InterGlobe Aviation, which runs IndiGo, is set to hit primary markets with its public offer or initial public offering (IPO) on Tuesday (October 27). The company has fixed the price band for its initial share sale at Rs 700-765, through which it could raise up to a little over Rs 3,000 crore.
According to InterGlobe Aviation it will retire nearly one-third of its total debt of Rs 3,912 crore from the share-sale proceeds. The issue will close on October 29 (Thursday).
IndiGo is one of the two profit-making domestic airlines with the other one being GoAir. At present, only two domestic scheduled carriers – Jet Airways and SpiceJet – are listed, while trading in long-grounded Kingfisher Airlines has been suspended for a long time. For the financial year ended March 2015, InterGlobe Aviation reported net profit of Rs 1,295.58 crore up 173 per cent, against Rs 474.44 crore in the previous financial year. The company registered net profit of Rs 987.3 crore in the financial year ended March 2013.

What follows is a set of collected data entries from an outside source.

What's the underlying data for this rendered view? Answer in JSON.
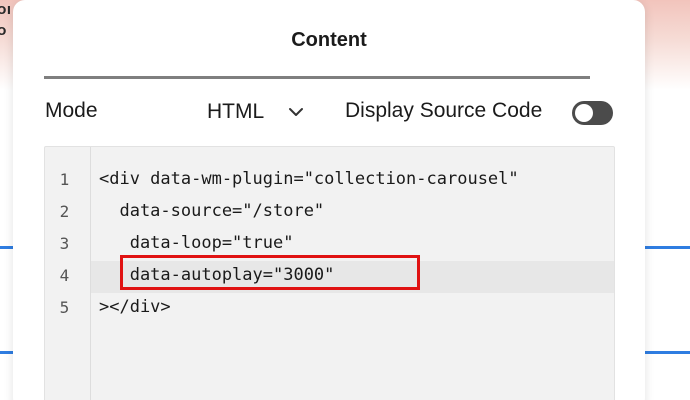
{
  "background": {
    "text_line_1": "OI",
    "text_line_2": "O"
  },
  "panel": {
    "title": "Content"
  },
  "controls": {
    "mode_label": "Mode",
    "mode_value": "HTML",
    "source_label": "Display Source Code",
    "source_toggle_on": false
  },
  "editor": {
    "lines": [
      {
        "number": "1",
        "code": "<div data-wm-plugin=\"collection-carousel\""
      },
      {
        "number": "2",
        "code": "  data-source=\"/store\""
      },
      {
        "number": "3",
        "code": "   data-loop=\"true\""
      },
      {
        "number": "4",
        "code": "   data-autoplay=\"3000\""
      },
      {
        "number": "5",
        "code": "></div>"
      }
    ],
    "highlighted_line": "4"
  },
  "colors": {
    "accent_line": "#2f7de1",
    "highlight_border": "#e01212",
    "toggle_track": "#4b4b4b"
  }
}
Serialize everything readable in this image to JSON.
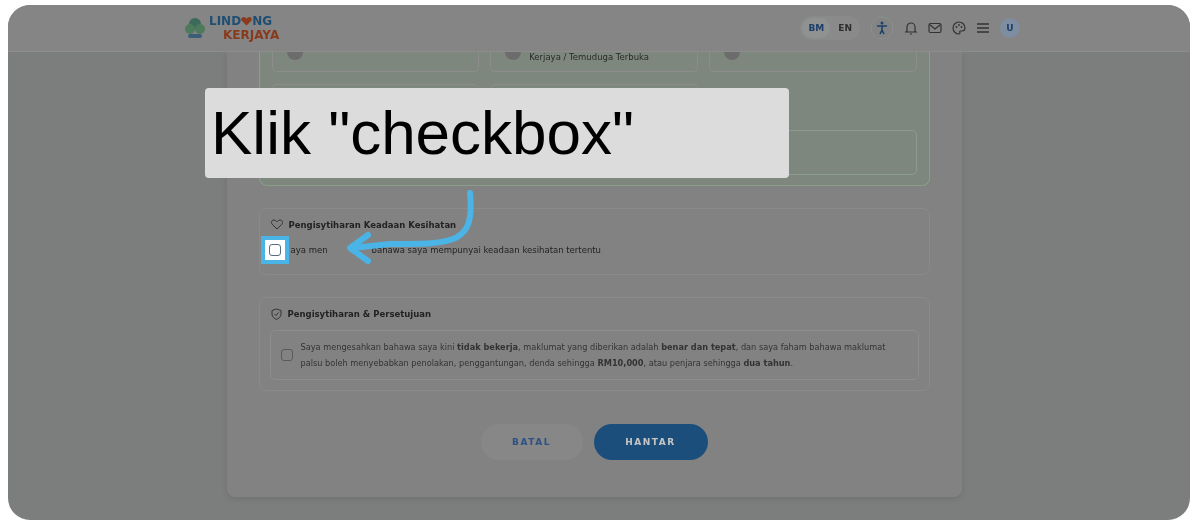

Market experts and the management of Interglobe aviation is looking bullish on the Interglobe Aviation IPO. Aditya Ghosh, president, whole-time director, Indigo Airlines, told Financial Express online, “Investors should subscribe to the IPO because we are the most profitable airline in the fastest growing aviation market in India. We have also got a competitive advantage which no one can replicate for the next five years. With 33.9 per cent market share, we are also the largest domestic career.”
According to Angel Broking, Interglobe Aviation has been the only passenger aircraft operator in India to post consistent profits over the past seven years. The magnitude of the aircraft orders placed by the company has enabled it to negotiate favorable terms with Airbus, as well as with other suppliers and service providers. This has created a structural cost advantage for the company in terms of operations and maintenance of aircrafts compared to its peers. The brokerage house believes that the valuation of Interglobe is justified, considering the opportunity present in the vastly underpenetrated Indian air travel market. Interglobe is better placed than its peers to capture higher market share on the back of its proven management track record, continuous fleet addition and with its sustainable profitable business model. Hence Angel Broking recommends a “Subscribe” to the issue at the higher end of the price band.
Total revenue of the company grew 25.16 per cent year-on-year to Rs 14,309.14 crore in FY 15 against Rs 11,432.12 crore last year.
The global coordinators and book running lead managers to the issue are Citigroup Global Markets India Private Ltd, JP Morgan India Pvt Ltd and Morgan Stanley India Company Pvt Ltd. The book running lead managers are Barclays Bank PLC, Kotak Mahindra Capital Company and UBS Securities India Pvt Ltd.
The offer comprises fresh issue of shares worth Rs 1,272.2 crore and the revised Offer for Sale (OFS) size that would be about Rs 1,746 crore. Together, the share sale can rake in up to Rs 3,018.2 crore.
With three promoters — Rakesh Gangwal, Shobha Gangwal and Chinkerpoo Family Trust — deciding to offload less number of shares in the company, the IPO size has come down to Rs 3,018 crore.
On the basis of earlier proposal, the initial share sale could have fetched up to Rs 3,268 crore. These figures are based on the upper price band of Rs 765 apiece.